Task: Joining Tables with Updated Schema
Scenario: You have updated the experiments table by adding a new run_number column, which matches some of the the run_number in the dataset table. You need to use this new column to retrieve combined data from both tables and then Write an SQL query to retrieve a list of columns including the filename, total event count, and the experiment name for each dataset. Ensure that the query matches the datasets to the corresponding experiments using the run_number column.

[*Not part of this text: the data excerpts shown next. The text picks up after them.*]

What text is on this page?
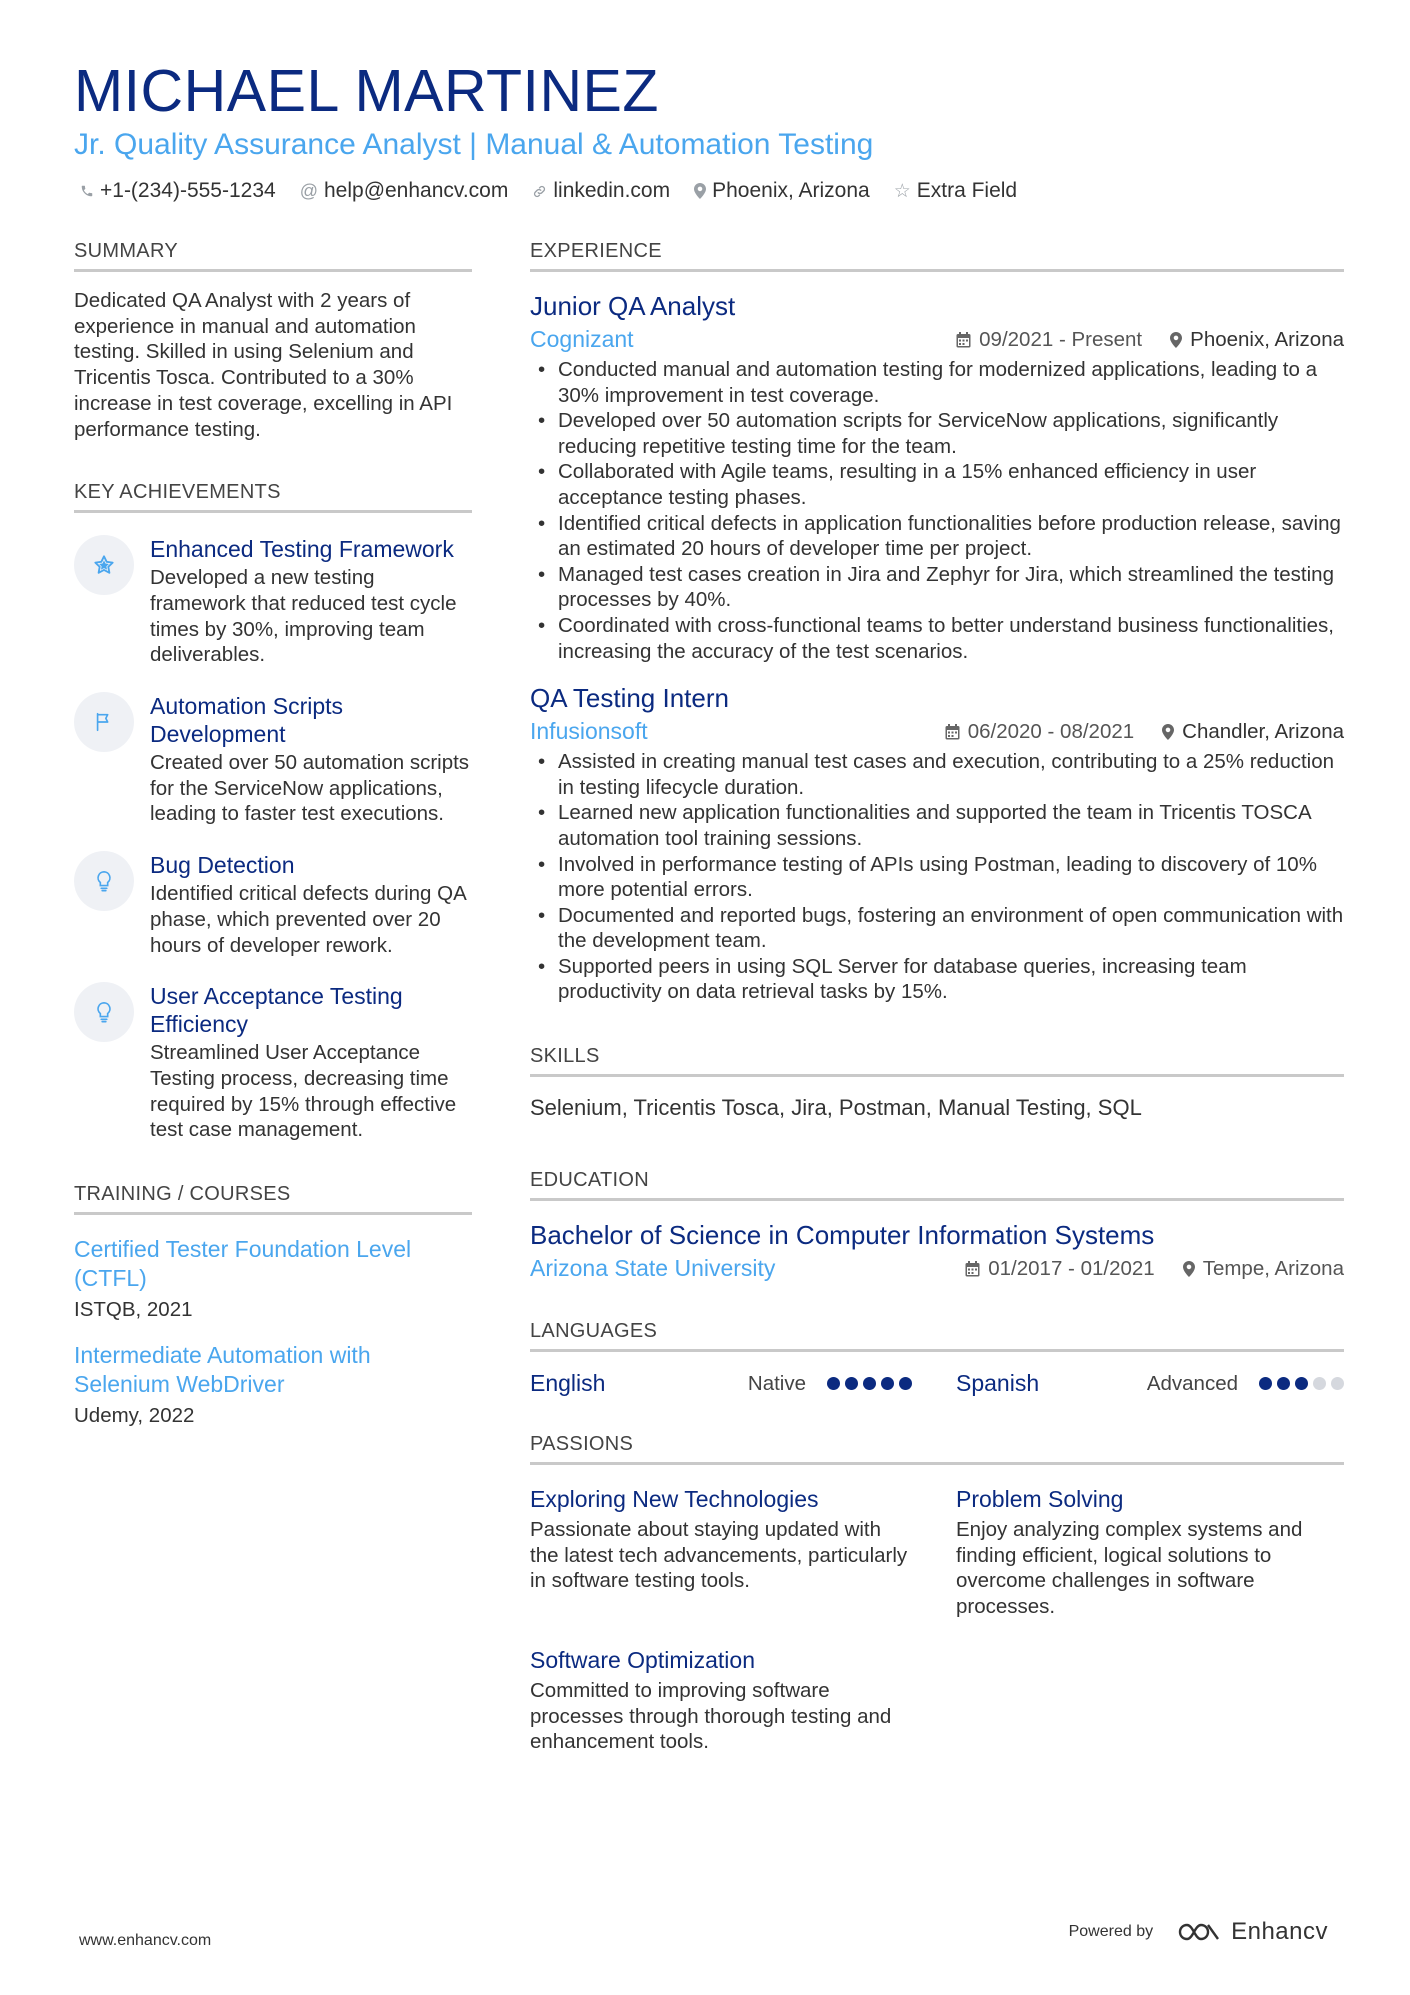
MICHAEL MARTINEZ
Jr. Quality Assurance Analyst | Manual & Automation Testing
+1-(234)-555-1234 @ help@enhancv.com linkedin.com Phoenix, Arizona ☆ Extra Field
SUMMARY
Dedicated QA Analyst with 2 years of experience in manual and automation testing. Skilled in using Selenium and Tricentis Tosca. Contributed to a 30% increase in test coverage, excelling in API performance testing.
KEY ACHIEVEMENTS
Enhanced Testing Framework
Developed a new testing framework that reduced test cycle times by 30%, improving team deliverables.
Automation Scripts Development
Created over 50 automation scripts for the ServiceNow applications, leading to faster test executions.
Bug Detection
Identified critical defects during QA phase, which prevented over 20 hours of developer rework.
User Acceptance Testing Efficiency
Streamlined User Acceptance Testing process, decreasing time required by 15% through effective test case management.
TRAINING / COURSES
Certified Tester Foundation Level (CTFL)
ISTQB, 2021
Intermediate Automation with Selenium WebDriver
Udemy, 2022
EXPERIENCE
Junior QA Analyst
Cognizant	09/2021 - Present Phoenix, Arizona
• Conducted manual and automation testing for modernized applications, leading to a 30% improvement in test coverage.
• Developed over 50 automation scripts for ServiceNow applications, significantly reducing repetitive testing time for the team.
• Collaborated with Agile teams, resulting in a 15% enhanced efficiency in user acceptance testing phases.
• Identified critical defects in application functionalities before production release, saving an estimated 20 hours of developer time per project.
• Managed test cases creation in Jira and Zephyr for Jira, which streamlined the testing processes by 40%.
• Coordinated with cross-functional teams to better understand business functionalities, increasing the accuracy of the test scenarios.
QA Testing Intern
Infusionsoft	06/2020 - 08/2021 Chandler, Arizona
• Assisted in creating manual test cases and execution, contributing to a 25% reduction in testing lifecycle duration.
• Learned new application functionalities and supported the team in Tricentis TOSCA automation tool training sessions.
• Involved in performance testing of APIs using Postman, leading to discovery of 10% more potential errors.
• Documented and reported bugs, fostering an environment of open communication with the development team.
• Supported peers in using SQL Server for database queries, increasing team productivity on data retrieval tasks by 15%.
SKILLS
Selenium, Tricentis Tosca, Jira, Postman, Manual Testing, SQL
EDUCATION
Bachelor of Science in Computer Information Systems
Arizona State University	01/2017 - 01/2021 Tempe, Arizona
LANGUAGES
English	Native	Spanish	Advanced
PASSIONS
Exploring New Technologies
Passionate about staying updated with the latest tech advancements, particularly in software testing tools.
Problem Solving
Enjoy analyzing complex systems and finding efficient, logical solutions to overcome challenges in software processes.
Software Optimization
Committed to improving software processes through thorough testing and enhancement tools.
www.enhancv.com
Powered by	Enhancv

Hint: Use an INNER JOIN to combine the dataset and experiments tables based on the run_number column
ALTER TABLE experiments;
ADD COLUMN run_number INT;
UPDATE experiments SET run_number = 101 WHERE experiment_name = 'LHCb';
Cross Join
A CROSS JOIN generates the Cartesian product of two tables, means every row from the first table is paired with every row from the second table. This can be useful for creating all possible combinations of rows, especially when crafting complex queries.
In MySQL, JOIN, CROSS JOIN, and INNER JOIN can often be used interchangeably. However, in standard SQL, they serve different purposes: INNER JOIN requires an ON clause to specify how tables should be matched, whereas CROSS JOIN creates a Cartesian product without any matching conditions.
To see how a CROSS JOIN works, let’s create an additional table named additional_info in the same database.
mysql> SELECT * FROM additional_info;
+----+-----------+------------+
| id | info_name | run_number |
+----+-----------+------------+
| 1 | Info A | 101 |
| 2 | Info B | 202 |
| 3 | Info C | 303 |
| 4 | Info D | 404 |
| 5 | Info E | 505 |
+----+-----------+------------+
mysql> SELECT e.experiment_name, i.run_number FROM experiments e CROSS JOIN additional_info i;
+-----------------+------------+
| experiment_name | run_number |
+-----------------+------------+
| BELLE2 | 101 |
| ALICE | 101 |
| CMS | 101 |
| ATLAS | 101 |
| LHCb | 101 |
| BELLE2 | 202 |
| ALICE | 202 |
| CMS | 202 |
| ATLAS | 202 |
| LHCb | 202 |
| BELLE2 | 303 |
| ALICE | 303 |
| CMS | 303 |
| ATLAS | 303 |
| LHCb | 303 |
| BELLE2 | 404 |
| ALICE | 404 |
| CMS | 404 |
| ATLAS | 404 |
| LHCb | 404 |
| BELLE2 | 505 |
| ALICE | 505 |
| CMS | 505 |
| ATLAS | 505 |
| LHCb | 505 |
+-----------------+------------+
Try Yourself!
The below two queries have same output. Can you explain?
SELECT *
FROM dataset d
LEFT JOIN (experiments e, additional_info a)
ON (e.run_number = d.run_number AND a.run_number = d.run_number);
SELECT *
FROM dataset d
LEFT JOIN (experiments e CROSS JOIN additional_info a)
ON (e.run_number = d.run_number AND a.run_number = d.run_number);
Enjoy Your SQL Journey!
Key Points
Performing different joins depending on the related column.